I learned the streets, slowly but steadily. I learned how to get to the University, how to navigate the Northern Quarter, how not to get lost in Piccadilly Gardens. I learned every tiny corner I could, and found continuous surprises. I found bees where I would have never thought, and art in unexpected places. Every time I left the house I learned something new; I tried to memorise which shop came after which shop on Curry Mile, which bus stop was closer to the place I needed to reach, how to get to my classes and to my friends’ houses. The day I was able to give directions to someone, I felt insanely proud of myself. I felt part of the beehive that is Manchester, too.
Manchester has this thing, this peculiarity to make you feel home no matter what. It’s a cosy city, because everything is at walking distance if you try hard enough, and it’s not chaotic (but just enough unsettling); it’s the perfect city if you’re looking for an adventure – any kind of adventure, really. It allows you to meet hundreds of people, to practise dozens of language, to come into contact with people coming from all over the world. It never feels too small, or suffocating. It becomes your garden, your playground. As you see construction sites pop up everywhere, and buildings being built from nowhere, you build too, you lay the foundations of your future life – either in Manchester or abroad. The city opens your mind, and broadens your horizons. You end up wanting to do more, and see more, and learn more, more, more.
I did, or I like to think I did. I changed so much over the last few months, I had no idea I had it in me. I’ve done things I never thought I would, and seen things I will never forget, and had just so, so much fun. Maybe the best thing of Manchester is that it gives you the opportunity to reinvent yourself. No one knows you there, everything is brand new, and you can be brand new too: no one will ever tell you you’re ‘not the type’ to do this, or that it’s ‘not really you’ doing that. In this city, you do you.

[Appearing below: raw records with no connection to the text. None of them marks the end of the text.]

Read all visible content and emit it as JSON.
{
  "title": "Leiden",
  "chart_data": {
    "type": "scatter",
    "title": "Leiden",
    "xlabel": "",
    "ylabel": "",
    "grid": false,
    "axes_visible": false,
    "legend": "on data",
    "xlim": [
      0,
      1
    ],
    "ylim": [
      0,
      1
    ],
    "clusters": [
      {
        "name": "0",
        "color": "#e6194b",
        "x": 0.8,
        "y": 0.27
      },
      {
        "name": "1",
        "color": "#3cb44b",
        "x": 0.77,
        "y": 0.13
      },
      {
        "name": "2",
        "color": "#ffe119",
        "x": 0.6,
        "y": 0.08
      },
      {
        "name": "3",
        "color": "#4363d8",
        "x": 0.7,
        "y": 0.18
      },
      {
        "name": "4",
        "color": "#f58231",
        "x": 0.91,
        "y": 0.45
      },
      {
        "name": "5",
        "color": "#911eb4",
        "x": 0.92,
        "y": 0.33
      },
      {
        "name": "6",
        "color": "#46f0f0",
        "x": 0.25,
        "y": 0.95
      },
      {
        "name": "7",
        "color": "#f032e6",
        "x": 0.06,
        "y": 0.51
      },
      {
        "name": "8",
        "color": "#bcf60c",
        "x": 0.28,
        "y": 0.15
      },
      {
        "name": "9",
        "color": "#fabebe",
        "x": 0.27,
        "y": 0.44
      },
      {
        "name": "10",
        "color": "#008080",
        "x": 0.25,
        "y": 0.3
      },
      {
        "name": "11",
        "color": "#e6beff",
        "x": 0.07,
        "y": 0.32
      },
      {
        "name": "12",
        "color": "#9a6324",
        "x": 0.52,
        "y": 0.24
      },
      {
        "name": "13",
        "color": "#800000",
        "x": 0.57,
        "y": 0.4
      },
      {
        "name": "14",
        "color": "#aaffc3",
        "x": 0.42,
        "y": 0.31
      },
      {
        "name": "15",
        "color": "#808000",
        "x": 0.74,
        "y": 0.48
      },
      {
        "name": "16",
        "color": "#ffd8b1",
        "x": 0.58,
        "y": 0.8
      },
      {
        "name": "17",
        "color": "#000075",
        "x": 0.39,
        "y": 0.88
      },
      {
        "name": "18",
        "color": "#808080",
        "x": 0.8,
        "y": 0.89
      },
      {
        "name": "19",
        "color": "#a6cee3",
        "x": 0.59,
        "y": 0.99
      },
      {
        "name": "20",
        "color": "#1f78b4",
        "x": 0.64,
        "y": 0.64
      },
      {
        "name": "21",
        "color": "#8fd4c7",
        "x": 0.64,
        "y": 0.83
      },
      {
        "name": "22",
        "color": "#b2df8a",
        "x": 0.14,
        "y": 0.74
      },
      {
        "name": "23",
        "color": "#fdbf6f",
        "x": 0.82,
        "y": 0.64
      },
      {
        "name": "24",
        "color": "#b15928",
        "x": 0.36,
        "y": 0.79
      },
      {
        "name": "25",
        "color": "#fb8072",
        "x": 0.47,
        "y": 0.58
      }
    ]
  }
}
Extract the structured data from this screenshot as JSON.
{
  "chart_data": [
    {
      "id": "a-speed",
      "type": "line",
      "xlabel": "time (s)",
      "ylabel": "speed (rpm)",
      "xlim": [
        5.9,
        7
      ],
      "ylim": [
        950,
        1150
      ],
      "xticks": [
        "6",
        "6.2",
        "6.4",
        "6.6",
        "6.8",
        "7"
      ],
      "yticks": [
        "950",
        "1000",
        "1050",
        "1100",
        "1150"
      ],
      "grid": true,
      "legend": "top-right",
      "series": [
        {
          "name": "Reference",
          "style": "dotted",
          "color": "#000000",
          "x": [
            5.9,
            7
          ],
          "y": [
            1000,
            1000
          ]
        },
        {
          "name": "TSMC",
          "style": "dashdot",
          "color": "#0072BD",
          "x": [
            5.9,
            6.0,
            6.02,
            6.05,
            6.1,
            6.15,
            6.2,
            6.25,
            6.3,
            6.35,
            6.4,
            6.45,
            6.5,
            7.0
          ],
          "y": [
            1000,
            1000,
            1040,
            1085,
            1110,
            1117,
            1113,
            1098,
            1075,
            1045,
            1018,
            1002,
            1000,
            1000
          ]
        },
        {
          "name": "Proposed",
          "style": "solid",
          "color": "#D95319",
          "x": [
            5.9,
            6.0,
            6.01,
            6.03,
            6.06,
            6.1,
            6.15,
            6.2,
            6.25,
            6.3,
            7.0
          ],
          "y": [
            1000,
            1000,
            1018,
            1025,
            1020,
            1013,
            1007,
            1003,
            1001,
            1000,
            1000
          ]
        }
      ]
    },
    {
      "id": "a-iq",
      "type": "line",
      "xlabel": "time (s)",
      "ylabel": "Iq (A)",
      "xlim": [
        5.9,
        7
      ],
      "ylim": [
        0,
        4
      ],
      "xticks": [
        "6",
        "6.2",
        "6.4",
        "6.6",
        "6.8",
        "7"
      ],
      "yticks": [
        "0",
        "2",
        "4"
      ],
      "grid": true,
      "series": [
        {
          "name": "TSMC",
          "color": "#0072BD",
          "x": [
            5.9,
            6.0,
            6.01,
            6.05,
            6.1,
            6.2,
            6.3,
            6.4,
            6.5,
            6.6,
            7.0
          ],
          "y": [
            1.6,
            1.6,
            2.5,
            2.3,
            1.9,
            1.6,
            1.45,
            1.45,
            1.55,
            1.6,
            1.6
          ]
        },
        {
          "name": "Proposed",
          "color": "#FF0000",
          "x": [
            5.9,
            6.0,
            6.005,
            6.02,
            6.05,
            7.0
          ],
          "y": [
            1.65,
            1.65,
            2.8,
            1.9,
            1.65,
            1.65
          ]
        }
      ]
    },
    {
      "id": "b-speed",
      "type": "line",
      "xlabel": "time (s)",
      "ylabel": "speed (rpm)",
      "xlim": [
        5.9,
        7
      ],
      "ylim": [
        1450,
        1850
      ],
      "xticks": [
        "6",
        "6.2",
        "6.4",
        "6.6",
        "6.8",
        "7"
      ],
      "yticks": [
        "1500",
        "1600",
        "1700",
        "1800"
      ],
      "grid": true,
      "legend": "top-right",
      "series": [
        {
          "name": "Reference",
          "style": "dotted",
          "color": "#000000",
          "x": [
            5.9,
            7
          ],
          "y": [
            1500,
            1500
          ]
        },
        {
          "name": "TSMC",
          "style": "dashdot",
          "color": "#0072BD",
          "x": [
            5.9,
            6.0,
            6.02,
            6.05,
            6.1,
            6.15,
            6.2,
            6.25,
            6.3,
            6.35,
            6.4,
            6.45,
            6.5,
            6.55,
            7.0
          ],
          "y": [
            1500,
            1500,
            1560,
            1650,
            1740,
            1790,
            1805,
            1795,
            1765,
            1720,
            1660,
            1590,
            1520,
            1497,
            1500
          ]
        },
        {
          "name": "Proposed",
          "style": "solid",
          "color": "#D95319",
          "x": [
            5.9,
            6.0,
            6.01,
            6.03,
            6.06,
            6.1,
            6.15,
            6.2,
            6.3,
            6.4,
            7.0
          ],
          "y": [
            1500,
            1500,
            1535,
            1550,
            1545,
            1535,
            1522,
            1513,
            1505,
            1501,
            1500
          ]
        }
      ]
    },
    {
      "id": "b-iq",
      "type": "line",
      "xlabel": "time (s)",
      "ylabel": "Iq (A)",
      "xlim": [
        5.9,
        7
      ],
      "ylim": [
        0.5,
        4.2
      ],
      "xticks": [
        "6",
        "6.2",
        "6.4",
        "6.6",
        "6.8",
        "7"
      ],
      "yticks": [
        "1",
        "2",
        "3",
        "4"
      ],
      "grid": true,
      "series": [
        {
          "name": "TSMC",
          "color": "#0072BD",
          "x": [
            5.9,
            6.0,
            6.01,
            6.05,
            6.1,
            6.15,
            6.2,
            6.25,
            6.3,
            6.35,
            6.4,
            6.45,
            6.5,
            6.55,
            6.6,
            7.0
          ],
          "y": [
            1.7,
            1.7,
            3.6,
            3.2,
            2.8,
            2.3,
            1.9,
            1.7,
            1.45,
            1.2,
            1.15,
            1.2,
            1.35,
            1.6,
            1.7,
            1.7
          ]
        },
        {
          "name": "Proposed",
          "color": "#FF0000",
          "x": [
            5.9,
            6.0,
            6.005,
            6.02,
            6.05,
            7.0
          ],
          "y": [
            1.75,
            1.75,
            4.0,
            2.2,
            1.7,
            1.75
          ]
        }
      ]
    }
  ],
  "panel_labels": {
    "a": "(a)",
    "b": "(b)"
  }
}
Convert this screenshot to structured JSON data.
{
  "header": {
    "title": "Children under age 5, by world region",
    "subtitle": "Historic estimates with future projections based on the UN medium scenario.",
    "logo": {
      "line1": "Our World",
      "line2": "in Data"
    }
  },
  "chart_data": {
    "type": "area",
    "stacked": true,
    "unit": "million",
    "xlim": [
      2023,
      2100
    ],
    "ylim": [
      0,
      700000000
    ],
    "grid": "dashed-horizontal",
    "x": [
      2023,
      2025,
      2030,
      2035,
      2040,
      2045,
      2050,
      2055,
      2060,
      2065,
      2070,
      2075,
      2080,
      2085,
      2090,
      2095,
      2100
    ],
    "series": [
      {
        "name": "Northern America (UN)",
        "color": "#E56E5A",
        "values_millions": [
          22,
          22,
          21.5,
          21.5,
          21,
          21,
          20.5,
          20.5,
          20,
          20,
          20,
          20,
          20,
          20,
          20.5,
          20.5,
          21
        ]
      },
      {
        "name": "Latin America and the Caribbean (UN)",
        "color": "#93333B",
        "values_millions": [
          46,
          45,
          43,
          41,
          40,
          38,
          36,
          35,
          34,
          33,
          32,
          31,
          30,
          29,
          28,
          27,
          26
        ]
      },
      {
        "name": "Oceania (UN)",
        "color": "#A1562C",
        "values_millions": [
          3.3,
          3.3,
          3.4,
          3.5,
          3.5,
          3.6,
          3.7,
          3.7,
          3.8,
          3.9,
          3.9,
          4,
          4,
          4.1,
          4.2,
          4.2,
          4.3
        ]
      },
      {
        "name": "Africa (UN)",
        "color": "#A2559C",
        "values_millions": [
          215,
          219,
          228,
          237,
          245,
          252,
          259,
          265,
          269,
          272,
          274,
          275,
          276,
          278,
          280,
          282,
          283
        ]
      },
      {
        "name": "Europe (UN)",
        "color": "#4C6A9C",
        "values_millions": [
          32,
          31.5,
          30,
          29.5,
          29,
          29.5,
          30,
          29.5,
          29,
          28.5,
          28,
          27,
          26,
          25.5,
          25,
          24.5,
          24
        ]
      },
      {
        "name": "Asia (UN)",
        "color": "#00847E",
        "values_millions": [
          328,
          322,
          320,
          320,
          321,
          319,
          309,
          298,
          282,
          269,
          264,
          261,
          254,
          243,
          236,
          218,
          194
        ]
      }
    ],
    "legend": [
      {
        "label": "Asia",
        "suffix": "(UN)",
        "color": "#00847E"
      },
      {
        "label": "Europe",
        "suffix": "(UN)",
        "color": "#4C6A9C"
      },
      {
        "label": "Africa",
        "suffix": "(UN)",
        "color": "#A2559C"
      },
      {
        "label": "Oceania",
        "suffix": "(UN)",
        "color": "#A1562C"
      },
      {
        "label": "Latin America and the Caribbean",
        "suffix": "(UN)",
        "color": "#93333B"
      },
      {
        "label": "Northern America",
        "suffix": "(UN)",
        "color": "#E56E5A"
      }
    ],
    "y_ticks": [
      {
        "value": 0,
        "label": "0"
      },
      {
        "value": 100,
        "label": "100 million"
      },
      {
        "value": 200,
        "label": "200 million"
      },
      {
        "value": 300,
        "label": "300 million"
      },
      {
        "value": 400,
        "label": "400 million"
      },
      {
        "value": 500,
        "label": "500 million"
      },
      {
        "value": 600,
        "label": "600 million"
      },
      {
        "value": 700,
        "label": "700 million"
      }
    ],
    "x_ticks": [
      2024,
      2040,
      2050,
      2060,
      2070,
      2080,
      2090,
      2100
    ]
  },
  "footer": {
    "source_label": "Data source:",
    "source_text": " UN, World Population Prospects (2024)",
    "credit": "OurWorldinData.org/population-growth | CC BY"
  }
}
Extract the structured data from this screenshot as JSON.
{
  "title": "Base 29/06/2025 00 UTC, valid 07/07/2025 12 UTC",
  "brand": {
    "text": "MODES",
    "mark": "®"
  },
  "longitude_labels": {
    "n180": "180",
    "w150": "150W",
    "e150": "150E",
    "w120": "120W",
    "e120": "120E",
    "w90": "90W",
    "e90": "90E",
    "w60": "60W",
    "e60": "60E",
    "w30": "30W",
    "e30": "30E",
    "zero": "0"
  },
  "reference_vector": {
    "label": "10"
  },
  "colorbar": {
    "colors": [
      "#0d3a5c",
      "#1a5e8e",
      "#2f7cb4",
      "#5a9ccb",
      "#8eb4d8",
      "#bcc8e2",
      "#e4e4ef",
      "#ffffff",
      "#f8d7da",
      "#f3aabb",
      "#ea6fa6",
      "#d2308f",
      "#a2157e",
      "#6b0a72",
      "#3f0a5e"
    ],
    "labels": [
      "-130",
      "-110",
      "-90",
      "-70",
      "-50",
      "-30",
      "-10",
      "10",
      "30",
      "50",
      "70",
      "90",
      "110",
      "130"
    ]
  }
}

But above all, and to the extent of my personal experience, this city welcomes you with arms wide open. From day one I was told where I could find help if I needed it, and left free to roam the campus with a map and my will to explore; I met nice people who helped me when I had problems, and I was constantly reminded – by professors, by signs in the library or the Learning Commons, by people at the airport wearing purple shirts, by office staff, by anyone who stopped by to listen to me – that I was not alone in this. In Manchester, you may come alone, but you don’t stay alone for long. Eventually the city will get to you, and you will find yourself in a huge group of friends speaking several languages at the same time without even realising it. That’s what happened to me. That’s what I have to say goodbye to.
I’m sorry if this sounds overly dramatic, but it really does feel like the end of the world.